Helper who served four generations of family lauded

Ms Lam Chen Peng, touching Ms Panambarage Jacintha on the shoulder, and the rest of the Lam family: (From left, seated) Ms Lam's son Jonathan; her mother Mrs Lam; and her other two sons Edwin and Bryan. (From left, standing) Ms Lam's husband Roland T
Ms Lam Chen Peng, touching Ms Panambarage Jacintha on the shoulder, and the rest of the Lam family: (From left, seated) Ms Lam's son Jonathan; her mother Mrs Lam; and her other two sons Edwin and Bryan. (From left, standing) Ms Lam's husband Roland Teo; her father Lam Yong Sang; her daughter Emily; and her sister Sophia Lam Chen Meng with husband Allan Tay.ST PHOTO: KELLY HUI

Sri Lankan, 58, named Foreign Domestic Worker of the Year for her contributions

The ties that bind domestic helper Panambarage Jacintha, 58, to the Lam family stretch across four generations and are marked by two life-threatening moments.

A Sri Lankan, Ms Jacintha first arrived in Singapore in 1990 to take care of Mr Lam Yong Sang's elderly mother and his two daughters: Chen Peng, then 14, and Chen Meng, then 11. When the matriarch died in 1995, she returned home.

But 12 years later, in 2007, she returned to work for the family and played a crucial role in saving the life of Mrs Lam. On a fateful day in 2008, Mrs Lam was resting at home with flu-like symptoms. When she lost control of her bladder functions, an alarmed Ms Jacintha alerted the family, who rushed her to hospital, where she slipped into a coma in the emergency room.

She was diagnosed with tuberculous meningitis in the brain. Doctors told the family the disease could have been fatal had treatment been delayed by a few hours.

Mr Lam, now 81 and a retiree, told The Straits Times: "Until today, I am so grateful to Jacintha for saving my wife's life."

He was jubilant as Ms Jacintha was named this year's Foreign Domestic Worker of the Year, an annual accolade for maids who have made extraordinary contributions to the family they serve. The award by the Association of Employment Agencies was given at a Chinese New Year lunch last Wednesday.

Ms Jacintha's vigilance had also saved the day for the Lam family in 2007. Ms Lam Chen Peng had just returned that day from the hospital's emergency room, with lungs weakened by an asthma attack.
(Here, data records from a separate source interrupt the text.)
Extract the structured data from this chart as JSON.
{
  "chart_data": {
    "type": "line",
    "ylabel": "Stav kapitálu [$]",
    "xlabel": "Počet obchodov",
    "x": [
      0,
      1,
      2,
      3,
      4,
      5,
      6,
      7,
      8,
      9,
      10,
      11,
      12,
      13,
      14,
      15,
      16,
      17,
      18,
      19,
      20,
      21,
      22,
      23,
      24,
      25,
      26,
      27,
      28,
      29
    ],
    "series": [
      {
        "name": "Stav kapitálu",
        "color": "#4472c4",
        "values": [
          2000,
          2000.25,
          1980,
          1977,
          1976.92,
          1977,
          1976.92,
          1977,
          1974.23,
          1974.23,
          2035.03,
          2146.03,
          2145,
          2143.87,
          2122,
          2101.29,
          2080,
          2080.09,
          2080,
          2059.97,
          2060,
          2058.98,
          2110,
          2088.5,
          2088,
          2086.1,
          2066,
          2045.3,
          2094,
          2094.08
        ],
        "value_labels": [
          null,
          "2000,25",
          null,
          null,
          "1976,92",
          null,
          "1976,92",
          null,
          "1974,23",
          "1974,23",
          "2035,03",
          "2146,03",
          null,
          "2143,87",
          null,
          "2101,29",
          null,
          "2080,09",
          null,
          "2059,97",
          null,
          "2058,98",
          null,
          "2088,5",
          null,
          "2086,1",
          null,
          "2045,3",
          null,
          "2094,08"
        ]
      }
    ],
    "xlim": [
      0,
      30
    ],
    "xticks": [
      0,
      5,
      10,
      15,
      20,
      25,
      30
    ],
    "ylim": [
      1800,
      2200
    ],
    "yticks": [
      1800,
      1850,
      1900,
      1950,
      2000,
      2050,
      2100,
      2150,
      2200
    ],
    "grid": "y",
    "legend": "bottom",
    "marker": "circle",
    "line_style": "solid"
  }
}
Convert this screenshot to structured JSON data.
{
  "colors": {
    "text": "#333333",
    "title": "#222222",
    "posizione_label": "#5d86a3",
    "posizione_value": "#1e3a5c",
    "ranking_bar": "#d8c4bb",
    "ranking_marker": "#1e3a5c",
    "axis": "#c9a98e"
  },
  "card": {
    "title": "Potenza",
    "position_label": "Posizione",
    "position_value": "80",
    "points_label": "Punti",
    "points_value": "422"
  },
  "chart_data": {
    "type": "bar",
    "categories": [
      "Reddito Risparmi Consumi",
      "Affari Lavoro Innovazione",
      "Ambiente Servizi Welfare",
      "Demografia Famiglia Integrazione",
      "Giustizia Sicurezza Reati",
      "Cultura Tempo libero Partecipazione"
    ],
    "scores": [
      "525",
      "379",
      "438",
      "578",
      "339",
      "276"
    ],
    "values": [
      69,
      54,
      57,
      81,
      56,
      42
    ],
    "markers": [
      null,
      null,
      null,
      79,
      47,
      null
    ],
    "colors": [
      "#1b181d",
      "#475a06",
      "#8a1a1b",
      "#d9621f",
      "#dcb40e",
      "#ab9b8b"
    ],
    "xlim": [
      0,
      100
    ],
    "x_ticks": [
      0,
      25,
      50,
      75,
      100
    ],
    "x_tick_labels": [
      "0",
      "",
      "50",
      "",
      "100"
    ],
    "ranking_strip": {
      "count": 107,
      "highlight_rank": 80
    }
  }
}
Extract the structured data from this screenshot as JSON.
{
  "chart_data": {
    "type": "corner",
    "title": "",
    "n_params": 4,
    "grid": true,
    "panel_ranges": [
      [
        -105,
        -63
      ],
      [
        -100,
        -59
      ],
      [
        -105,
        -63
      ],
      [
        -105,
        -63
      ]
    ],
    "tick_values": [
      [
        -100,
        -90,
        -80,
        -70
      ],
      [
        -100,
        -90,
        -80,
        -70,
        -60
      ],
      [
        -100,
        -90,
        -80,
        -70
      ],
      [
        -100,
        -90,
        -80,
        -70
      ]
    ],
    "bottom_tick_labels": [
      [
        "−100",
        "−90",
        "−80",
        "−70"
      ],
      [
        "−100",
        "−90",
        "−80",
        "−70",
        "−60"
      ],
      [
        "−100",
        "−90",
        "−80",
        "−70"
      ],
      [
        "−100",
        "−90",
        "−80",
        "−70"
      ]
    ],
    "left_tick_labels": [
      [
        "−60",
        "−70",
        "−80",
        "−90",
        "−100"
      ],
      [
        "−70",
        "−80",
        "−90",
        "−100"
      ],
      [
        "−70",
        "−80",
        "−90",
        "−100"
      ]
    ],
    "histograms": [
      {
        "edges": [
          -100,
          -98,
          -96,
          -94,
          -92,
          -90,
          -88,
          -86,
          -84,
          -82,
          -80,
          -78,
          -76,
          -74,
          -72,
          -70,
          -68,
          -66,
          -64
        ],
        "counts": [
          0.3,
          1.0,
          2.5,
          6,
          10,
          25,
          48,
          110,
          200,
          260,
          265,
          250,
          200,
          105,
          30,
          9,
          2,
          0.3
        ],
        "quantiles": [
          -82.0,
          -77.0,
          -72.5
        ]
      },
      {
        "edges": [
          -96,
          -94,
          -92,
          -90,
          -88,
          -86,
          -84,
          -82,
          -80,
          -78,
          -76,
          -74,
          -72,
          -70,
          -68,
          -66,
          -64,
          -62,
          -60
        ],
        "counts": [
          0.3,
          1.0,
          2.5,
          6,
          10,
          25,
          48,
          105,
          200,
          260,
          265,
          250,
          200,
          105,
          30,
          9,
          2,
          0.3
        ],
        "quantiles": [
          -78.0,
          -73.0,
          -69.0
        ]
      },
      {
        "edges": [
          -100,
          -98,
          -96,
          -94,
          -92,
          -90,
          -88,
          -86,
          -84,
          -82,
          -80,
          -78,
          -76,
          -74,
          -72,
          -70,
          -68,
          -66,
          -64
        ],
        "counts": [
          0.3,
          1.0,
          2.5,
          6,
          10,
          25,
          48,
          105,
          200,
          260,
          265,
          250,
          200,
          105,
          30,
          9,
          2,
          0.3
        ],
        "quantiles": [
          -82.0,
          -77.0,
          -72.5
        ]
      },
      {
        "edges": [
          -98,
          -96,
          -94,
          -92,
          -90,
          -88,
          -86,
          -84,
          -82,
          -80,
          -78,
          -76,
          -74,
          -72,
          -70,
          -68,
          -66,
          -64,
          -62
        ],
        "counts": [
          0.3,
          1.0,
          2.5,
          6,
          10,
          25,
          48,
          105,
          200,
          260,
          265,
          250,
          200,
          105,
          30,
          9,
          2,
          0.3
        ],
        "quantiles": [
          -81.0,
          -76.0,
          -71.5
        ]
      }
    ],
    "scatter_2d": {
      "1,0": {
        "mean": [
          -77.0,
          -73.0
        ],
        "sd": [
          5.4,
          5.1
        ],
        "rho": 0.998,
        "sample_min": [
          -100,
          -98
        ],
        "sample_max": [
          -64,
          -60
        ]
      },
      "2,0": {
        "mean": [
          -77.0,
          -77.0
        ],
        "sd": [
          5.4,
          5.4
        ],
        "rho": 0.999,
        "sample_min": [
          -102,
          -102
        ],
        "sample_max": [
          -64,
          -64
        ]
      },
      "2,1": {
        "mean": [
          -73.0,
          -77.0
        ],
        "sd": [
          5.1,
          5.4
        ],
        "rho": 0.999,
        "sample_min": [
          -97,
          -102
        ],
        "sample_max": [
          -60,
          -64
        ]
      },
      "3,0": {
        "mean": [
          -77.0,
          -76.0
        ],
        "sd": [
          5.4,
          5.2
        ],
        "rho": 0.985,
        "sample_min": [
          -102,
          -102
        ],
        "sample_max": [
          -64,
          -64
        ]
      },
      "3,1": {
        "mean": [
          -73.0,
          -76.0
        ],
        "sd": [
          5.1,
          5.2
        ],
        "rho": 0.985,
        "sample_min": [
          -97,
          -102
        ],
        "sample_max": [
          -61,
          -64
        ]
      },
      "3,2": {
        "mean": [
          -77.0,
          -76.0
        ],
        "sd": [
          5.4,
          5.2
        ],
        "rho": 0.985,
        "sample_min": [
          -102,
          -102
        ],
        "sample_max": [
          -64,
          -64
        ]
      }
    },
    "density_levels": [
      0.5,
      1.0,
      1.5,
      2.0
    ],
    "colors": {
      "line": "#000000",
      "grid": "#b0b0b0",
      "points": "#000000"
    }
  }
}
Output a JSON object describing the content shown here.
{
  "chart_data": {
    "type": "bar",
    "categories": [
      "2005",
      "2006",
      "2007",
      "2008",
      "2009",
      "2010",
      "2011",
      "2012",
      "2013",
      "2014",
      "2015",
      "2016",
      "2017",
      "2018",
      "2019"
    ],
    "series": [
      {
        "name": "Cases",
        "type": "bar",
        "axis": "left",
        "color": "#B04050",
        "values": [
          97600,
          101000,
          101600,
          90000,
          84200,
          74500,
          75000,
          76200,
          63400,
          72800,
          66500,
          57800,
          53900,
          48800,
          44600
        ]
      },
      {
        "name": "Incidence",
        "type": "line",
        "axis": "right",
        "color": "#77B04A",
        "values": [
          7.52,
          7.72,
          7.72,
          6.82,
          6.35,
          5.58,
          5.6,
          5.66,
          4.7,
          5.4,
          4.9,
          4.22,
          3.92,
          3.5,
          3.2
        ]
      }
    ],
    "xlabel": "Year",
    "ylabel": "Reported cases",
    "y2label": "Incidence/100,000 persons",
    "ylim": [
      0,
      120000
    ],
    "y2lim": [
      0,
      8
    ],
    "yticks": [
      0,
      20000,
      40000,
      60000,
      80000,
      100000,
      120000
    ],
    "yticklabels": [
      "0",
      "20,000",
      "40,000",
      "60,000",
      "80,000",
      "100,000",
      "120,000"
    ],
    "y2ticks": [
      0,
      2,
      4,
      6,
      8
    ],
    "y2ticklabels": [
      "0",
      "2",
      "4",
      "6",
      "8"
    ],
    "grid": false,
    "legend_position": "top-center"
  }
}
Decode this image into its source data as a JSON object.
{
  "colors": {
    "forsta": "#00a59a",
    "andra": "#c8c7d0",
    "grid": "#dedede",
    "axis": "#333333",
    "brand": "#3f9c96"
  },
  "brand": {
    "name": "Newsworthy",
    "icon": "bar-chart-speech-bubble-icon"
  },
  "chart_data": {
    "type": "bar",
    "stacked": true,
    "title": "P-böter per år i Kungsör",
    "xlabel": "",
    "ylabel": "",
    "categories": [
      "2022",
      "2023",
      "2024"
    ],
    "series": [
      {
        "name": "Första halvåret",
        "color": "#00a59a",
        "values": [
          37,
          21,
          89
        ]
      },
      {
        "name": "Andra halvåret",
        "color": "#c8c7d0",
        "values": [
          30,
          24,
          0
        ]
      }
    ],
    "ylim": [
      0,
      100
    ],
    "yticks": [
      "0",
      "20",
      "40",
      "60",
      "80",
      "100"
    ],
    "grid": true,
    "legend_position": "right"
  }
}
Soon, she was struggling to breathe in reaction to smoke from the burning of incense paper in the neighbourhood. Ms Jacintha swiftly handed her a wet towel to cover her mouth as Ms Lam made her way, through the smoky air of their home in Pasir Ris, to the emergency room again. Said Mr Lam: "She was on the brink of losing consciousness."

Ms Jacintha had learnt the safety protocol to prevent smoke inhalation while working in banana plantations and padi fields back home.

 
 

Said Ms Lam, a public servant and mother of four: "Without the wet towel, I probably wouldn't have made it to the hospital alive!"

Her younger sister Chen Meng, 41, a university lecturer, said: "Jacintha helped care for two generations of children and three generations of family dogs. We always joke any other helper would not last a day, let alone a month. They will run!"

Ms Jacintha, who has no plans yet to retire, said: "I will save the $2,000 cash prize for my retirement."